We need a really fast growing vine to cover some fencing for privacy purposes. We don't care what it looks like just that it grows fast and stays green in winter. We live in Cary, NC. Any ideas for us?

-- Victoria


Anne's Response

One plant that might work very well for you is Carolina Jasmine. It is a native plant, evergreen foliage and a slightly fragrant yellow bloom in late winter. They have begun blooming now and are sometimes seen in trees along the roadside. I grow the cultivar "Pride of Augusta" on a fence on my pproperty and find it makes a nice screen that can be controlled with pruning in the spring after it blooms. Another solution might be the native American Honeysuckle - not the Japanese version that takes over the world. There are white, pink and red cultivars on the market.

Saving My Magnolias

I live in a suburb of Little Rock, AR. In late 2003, we planted two magnolias, which were then about 12 feet high. Each met with an unhappy fate.
#1 died, and was replaced by the nursery in 2005 with a somewhat smaller tree, which also died. That was not replaced, and the dead, leafless tree remains, a dozen feet high. But in the last two or three years, a new tree seems to be growing from the roots of the dead one, and is now three or four feet high. We have done nothing with it, but it seems healthy, with full leaves. Should I stake this to the old dead tree? Remove the dead tree? Do nothing?
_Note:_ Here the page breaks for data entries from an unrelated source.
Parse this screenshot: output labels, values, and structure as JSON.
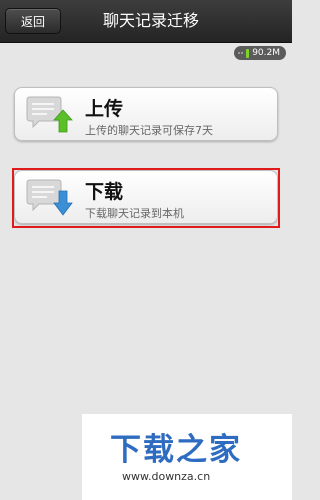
{
  "titlebar": {
    "back_label": "返回",
    "title": "聊天记录迁移"
  },
  "storage": {
    "value": "90.2M",
    "indicator_color": "#7cd42a"
  },
  "options": {
    "upload": {
      "title": "上传",
      "subtitle": "上传的聊天记录可保存7天",
      "icon": "chat-upload-icon",
      "arrow_color": "#5bbf2a"
    },
    "download": {
      "title": "下载",
      "subtitle": "下载聊天记录到本机",
      "icon": "chat-download-icon",
      "arrow_color": "#3a8fd6"
    }
  },
  "highlight": {
    "target": "download",
    "color": "#e11b1b"
  },
  "watermark": {
    "brand": "下载之家",
    "url": "www.downza.cn"
  }
}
Perhaps I should add that the corner of the lot where the tree is located is slightly depressed, and thus a bit wetter than the rest of the yard.
#2 has lived, and in a sense thrived. It is now 15-18 feet high. However --- the tree leans like the leaning tower of Pisa. I surmise that this is because our soil is pretty spongy -- we can hardly walk in the back yard after lots of rain -- and that the tree is leaning to the east because of the prevailing west winds pushing it that way without strong soil to hold it in place. Do not know that my surmise is correct, of course. We have kept it staked for most of its life, except for the times when I noticed that the wires were broken (which might have been months earlier, b/c I do not keep close tabs on the tree). What are the prospects that this tree will simply stay in the ground, as opposed to being blown over? What can I do to save the tree? Is it worth spending the money to bring out folks from the nursery (again)? I should add that I am not a gardener, and do not have a natural touch with these things.

-- Philip


Anne's Response:

Philip,

Magnolia trees really don't like "wet feet". That may be the reason for the "demise". Another problem may be the structure of the tree itself. From your description of the new growth I think the magnolia you planted may be a grafted plant. The nursery that originally grew the tree used the root stock from a seedling magnolia and attached a scion or twig from a named cultivar of magnolia. It is a fast way to get good growth from more desirable plant at less cost than growing it from a cutting which would take several years for a nursery to grow to a sellable size. Sometimes grafted plants are planted with the graft site planted too deeply in a hole and the grafted top is killed. If the new growth from the base of the dead tree is healthy you might try to cut off the dead wood without damaging the new growth.

Magnolias have a pretty tenacious root system. At this late date I am not sure you will ever be able to get the tree to grow upright but I don't think you need to worry about it pulling out of the ground.